4.1 Sozial - revolutionäres Konzept |  |
Neben einem Entwurf als Theoretiker der kubanischen Revolution im militärischen Bereich entwirft Guevara ein wirtschaftspolitisches Konzept in Verbindung mit der Konzeption eines neuen Menschenbildes.
Angestrebt wird ein Finanzierungssystem mit Unternehmen als Konglomerat von Fabriken und Produktionseinheiten mit gemeinsamen Bestimmungen.
Das Geld/Kapital gilt lediglich der Kontrolle.
Die Unternehmen verfügen über eigene Fonds bei Banken. Es gibt eine staatliche Verfügungsgewalt.
Unternehmen unterliegen einer zeitlichen Arbeitsnorm, ein egalitärer Zeitlohn kann bezahlt werden.

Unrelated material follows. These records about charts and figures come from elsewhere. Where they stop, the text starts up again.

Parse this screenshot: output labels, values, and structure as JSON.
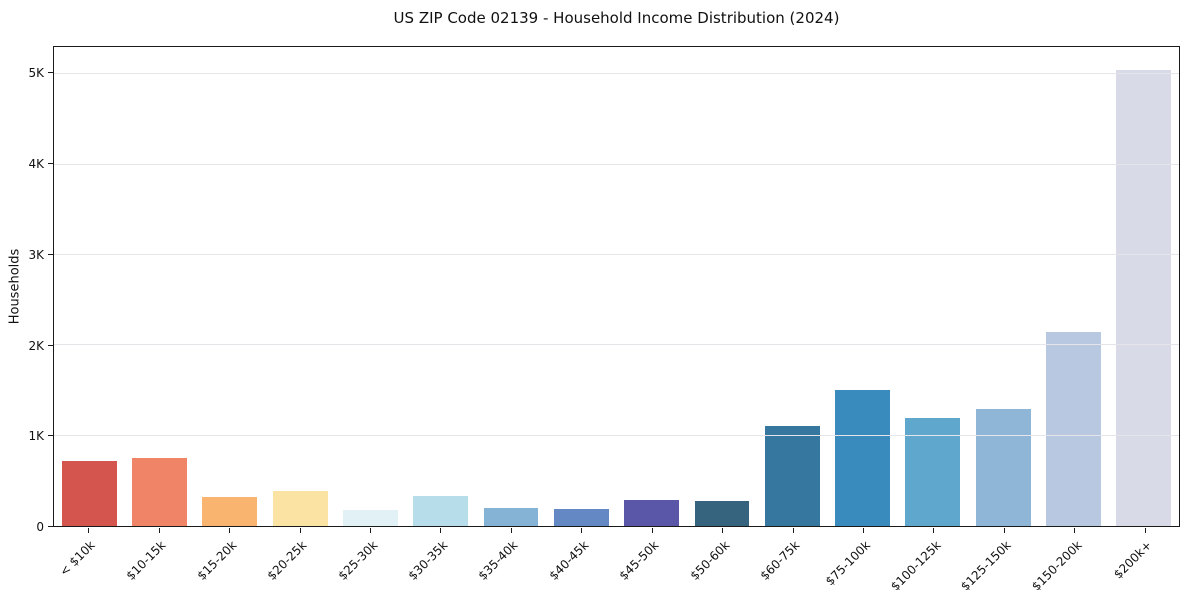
{
  "chart_data": {
    "type": "bar",
    "title": "US ZIP Code 02139 - Household Income Distribution (2024)",
    "xlabel": "",
    "ylabel": "Households",
    "categories": [
      "< $10k",
      "$10-15k",
      "$15-20k",
      "$20-25k",
      "$25-30k",
      "$30-35k",
      "$35-40k",
      "$40-45k",
      "$45-50k",
      "$50-60k",
      "$60-75k",
      "$75-100k",
      "$100-125k",
      "$125-150k",
      "$150-200k",
      "$200k+"
    ],
    "values": [
      720,
      750,
      320,
      385,
      180,
      330,
      195,
      185,
      290,
      280,
      1110,
      1500,
      1200,
      1300,
      2150,
      5050
    ],
    "bar_colors": [
      "#d4544e",
      "#f08466",
      "#f9b56f",
      "#fbe3a3",
      "#e2f1f5",
      "#b7dcea",
      "#85b3d6",
      "#6488c3",
      "#5a57a8",
      "#36647e",
      "#35779f",
      "#388bbc",
      "#5fa7cd",
      "#90b6d7",
      "#b8c8e0",
      "#d8dae7"
    ],
    "ylim": [
      0,
      5300
    ],
    "yticks": [
      {
        "value": 0,
        "label": "0"
      },
      {
        "value": 1000,
        "label": "1K"
      },
      {
        "value": 2000,
        "label": "2K"
      },
      {
        "value": 3000,
        "label": "3K"
      },
      {
        "value": 4000,
        "label": "4K"
      },
      {
        "value": 5000,
        "label": "5K"
      }
    ],
    "grid": "horizontal, drawn above bars",
    "legend": "none",
    "colors": {
      "background": "#ffffff",
      "grid": "#e4e4e9",
      "spine": "#1a1a1a",
      "text": "#111111"
    }
  }
}
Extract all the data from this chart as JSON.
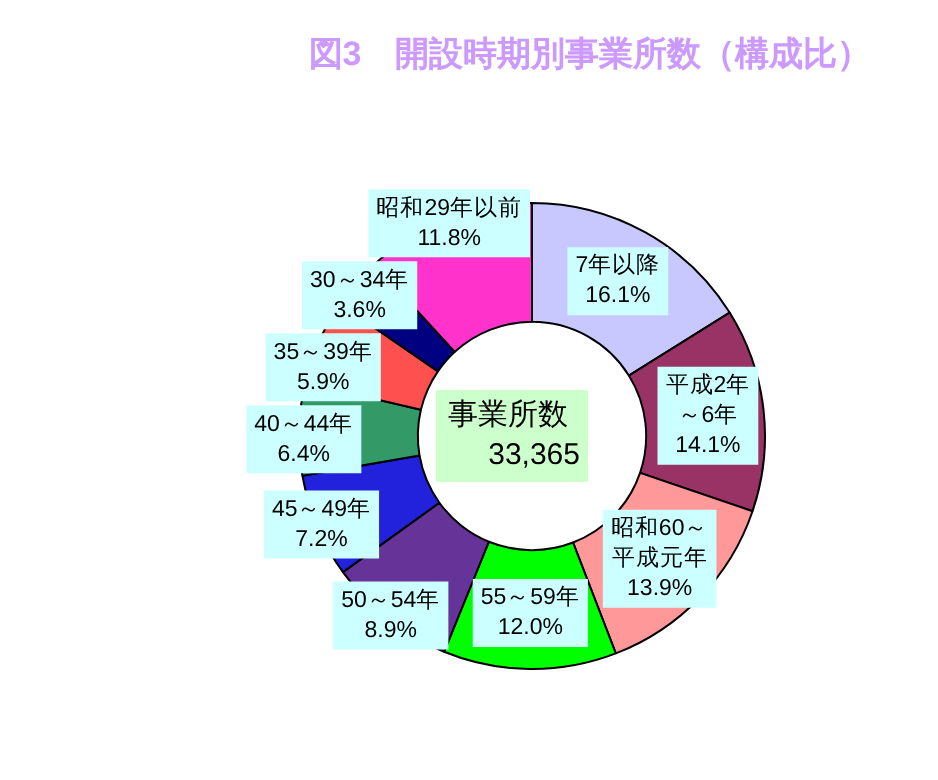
{
  "chart_data": {
    "type": "donut",
    "title": "図3　開設時期別事業所数（構成比）",
    "categories": [
      "7年以降",
      "平成2年～6年",
      "昭和60～平成元年",
      "55～59年",
      "50～54年",
      "45～49年",
      "40～44年",
      "35～39年",
      "30～34年",
      "昭和29年以前"
    ],
    "values": [
      16.1,
      14.1,
      13.9,
      12.0,
      8.9,
      7.2,
      6.4,
      5.9,
      3.6,
      11.8
    ],
    "value_labels": [
      "16.1%",
      "14.1%",
      "13.9%",
      "12.0%",
      "8.9%",
      "7.2%",
      "6.4%",
      "5.9%",
      "3.6%",
      "11.8%"
    ],
    "colors": [
      "#c8c8ff",
      "#993366",
      "#ff9999",
      "#00ff00",
      "#663399",
      "#2222dd",
      "#339966",
      "#ff5050",
      "#000080",
      "#ff33cc"
    ],
    "annotations": [
      "事業所数",
      "33,365"
    ],
    "legend": false
  }
}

In einem gewissen Zweitraum verdient jeder den gleichen Lohn, unabhängig von der Art der Tätigkeit.
An die Stelle des materiellen Anreizes ist ein moralischer Anreiz erforderlich, als Erfüllung der vom Plan vorgegebenen Arbeitsnormen.
Das zentralisierte Planungssystem bzw. Finanzierungssystem scheitert letztlich an unrealistischen Planzielen, wirtschaftlicher Desorganisation und dem Absinken einer Arbeitsproduktivität.
4.2 Politisch - revolutionäres Konzept |  |
Die folgenden Aspekte in einem Brief an einen Freund gelten als politisches Vermächtnis (vgl. JUCHLER 2018, 69).
Der Guerillakampf galt als Pflicht (vgl. die altruistische Haltung Moral der Kämpfer).
In der Haltung der Kämpfer war bereits der Mensch der Zukunft zu erkennen.
Ziel sei ein neues Bewusstsein zu erzeugen. Das derzeitige Bewusstsein sei noch vom feudalen kapitalistischen System korrumpiert. Für ein neues Bewusstsein soll das Volk in bestimmter Weise erzogen werden.
Vor allem sollte dies in der Arbeitsstelle bzw. im Produktionsprozess geschehen.
Die revolutionären Führer sind Lehrer und Beispiel.
Im Prinzip sei der Neue Mensch ein Guerillero in ziviler Kleidung.
4.3 Studentische Protestbewegung |  |
Für die studentische Protestbewegung der westlichen Industriestaaten war die Selbststilisierung Guevaras als säkularer Heilsbringer für die Dritte Welt entscheidend.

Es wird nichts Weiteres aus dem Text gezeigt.